The fix? Easy. Just remove my IP from the blocklist and add a new rule: Do not block myself. If the IP is mine, it's all good.
Other things to consider…
Here’s a little extra brain food: Transparent proxies can forward the original IP address. So, for example, if Google decides to render a clone of your page and it’s being proxied, you might end up blocking Googlebot. Not ideal, right? So make sure you’re only banning the primary IP address and not yourself in the process. Because, let’s face it, you don’t want to accidentally block Google—unless you’re feeling really rebellious.
Conclusion, Settings:
Alright, here’s the takeaway:
- Never trust default settings.
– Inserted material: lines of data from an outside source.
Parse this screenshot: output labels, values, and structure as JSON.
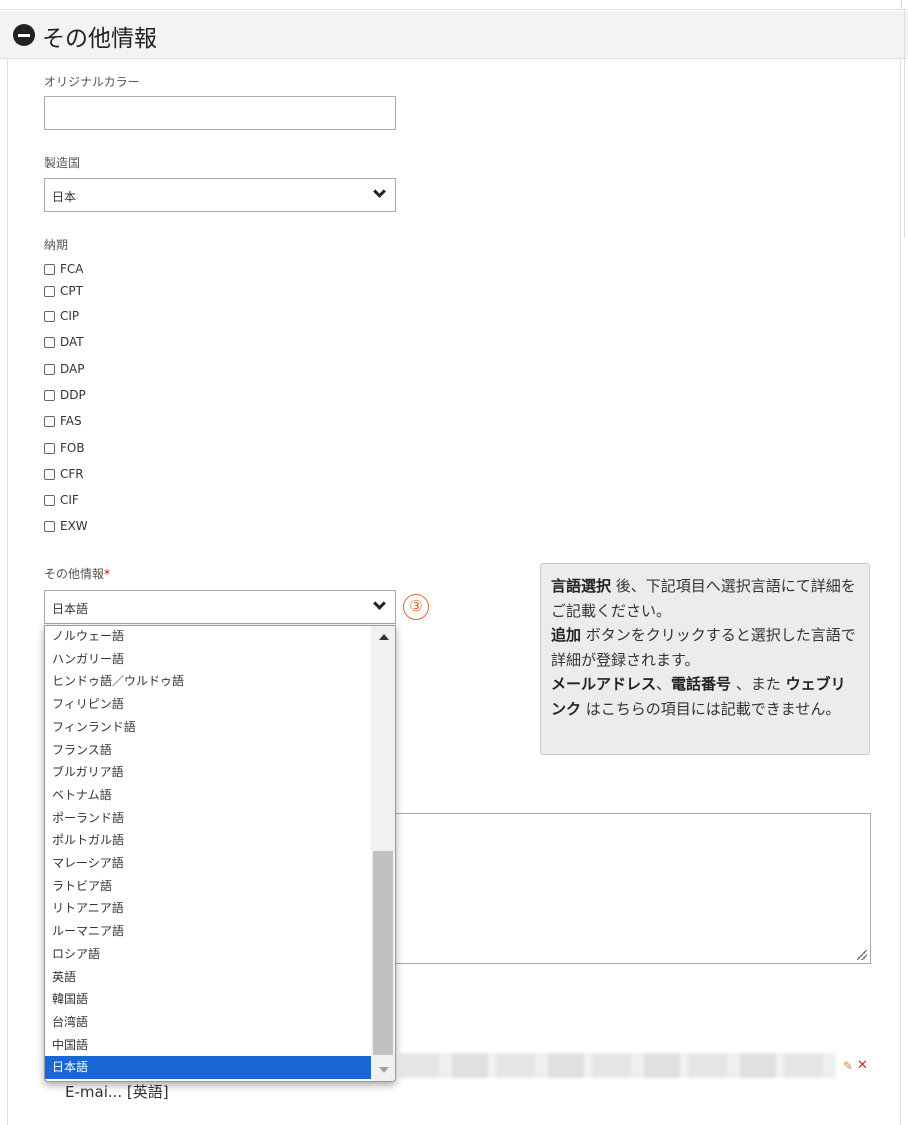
{
  "section": {
    "title": "その他情報"
  },
  "fields": {
    "original_color": {
      "label": "オリジナルカラー",
      "value": ""
    },
    "country": {
      "label": "製造国",
      "value": "日本"
    },
    "delivery": {
      "label": "納期",
      "options": [
        "FCA",
        "CPT",
        "CIP",
        "DAT",
        "DAP",
        "DDP",
        "FAS",
        "FOB",
        "CFR",
        "CIF",
        "EXW"
      ]
    },
    "other_info": {
      "label": "その他情報",
      "required_mark": "*",
      "value": "日本語",
      "annotation": "③"
    }
  },
  "dropdown": {
    "options": [
      "ノルウェー語",
      "ハンガリー語",
      "ヒンドゥ語／ウルドゥ語",
      "フィリピン語",
      "フィンランド語",
      "フランス語",
      "ブルガリア語",
      "ベトナム語",
      "ポーランド語",
      "ポルトガル語",
      "マレーシア語",
      "ラトビア語",
      "リトアニア語",
      "ルーマニア語",
      "ロシア語",
      "英語",
      "韓国語",
      "台湾語",
      "中国語",
      "日本語"
    ],
    "selected": "日本語"
  },
  "info_box": {
    "p1_bold": "言語選択",
    "p1_rest": " 後、下記項目へ選択言語にて詳細をご記載ください。",
    "p2_bold": "追加",
    "p2_rest": " ボタンをクリックすると選択した言語で詳細が登録されます。",
    "p3_bold1": "メールアドレス",
    "p3_sep1": "、",
    "p3_bold2": "電話番号",
    "p3_sep2": " 、また ",
    "p3_bold3": "ウェブリンク",
    "p3_rest": " はこちらの項目には記載できません。"
  },
  "entry": {
    "text": "E-mai... [英語]"
  },
  "icons": {
    "toggle": "minus-circle-icon",
    "edit": "pencil-icon",
    "delete": "close-icon"
  },
  "colors": {
    "selected_option": "#1967d2",
    "annotation": "#e06a2e",
    "required": "#cc0000",
    "delete": "#cc2b1e"
  }
}
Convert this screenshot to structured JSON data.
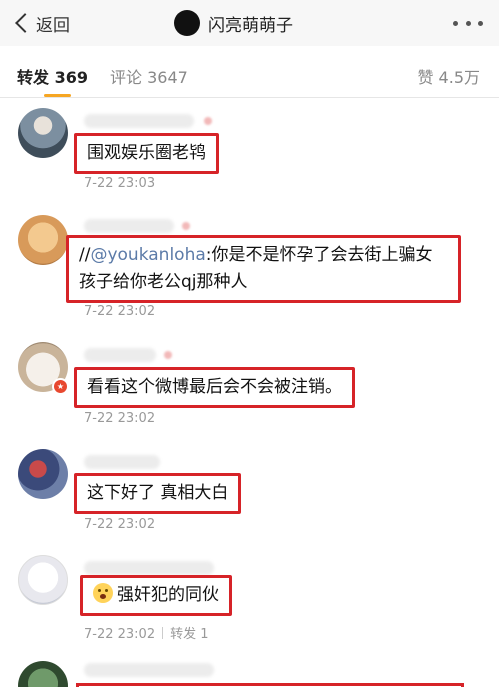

Seriously, they're just begging for trouble.
- Monitor everything, both automatically and manually. You can never have too many eyes on your site.
- Take preventative measures—because, let’s face it, the hackers aren’t taking a vacation.
Also, don’t forget the basics:
Send those proper security headers like a responsible adult. Always include your canonical tag to let Google know, “Hey, this is my content. Hands off!”
Examples:
Add some headers, This is from a Laravel Middleware, you can use Apache configuration files, .htaccess as well.
private function addSecurityHeaders(Response $response): Response
{
$response->header('X-Frame-Options', 'DENY'); // Prevent clickjacking
$response->header('X-XSS-Protection', '1; mode=block'); // Prevent XSS attacks
$response->header('X-Content-Type-Options', 'nosniff');
$response->header('Access-Control-Allow-Origin', config('app.url'));
$response->header('Copyright', 'Attila Olbrich');
$response->header('Cross-Origin-Opener-Policy', 'same-origin');
$response->header('Cross-Origin-Embedder-Policy', 'require-corp');
$response->header('Content-Security-Policy', "default-src 'self'; script-src 'self' https://www.google.com/recaptcha/ https://www.gstatic.com/recaptcha/; style-src 'self' https://fonts.googleapis.com; font-src 'self' https://fonts.gstatic.com; object-src 'none'; frame-ancestors 'none';");
return $response;
}
Don't forget to add your canonical tag: (Laravel example)
<link rel="canonical" href="{{ config('app.url') }}" />
So now, it’s time to get your hands dirty. Dive into your site, take a good look around, and make sure you're not leaving any virtual doors open. Trust me, your future self will thank you.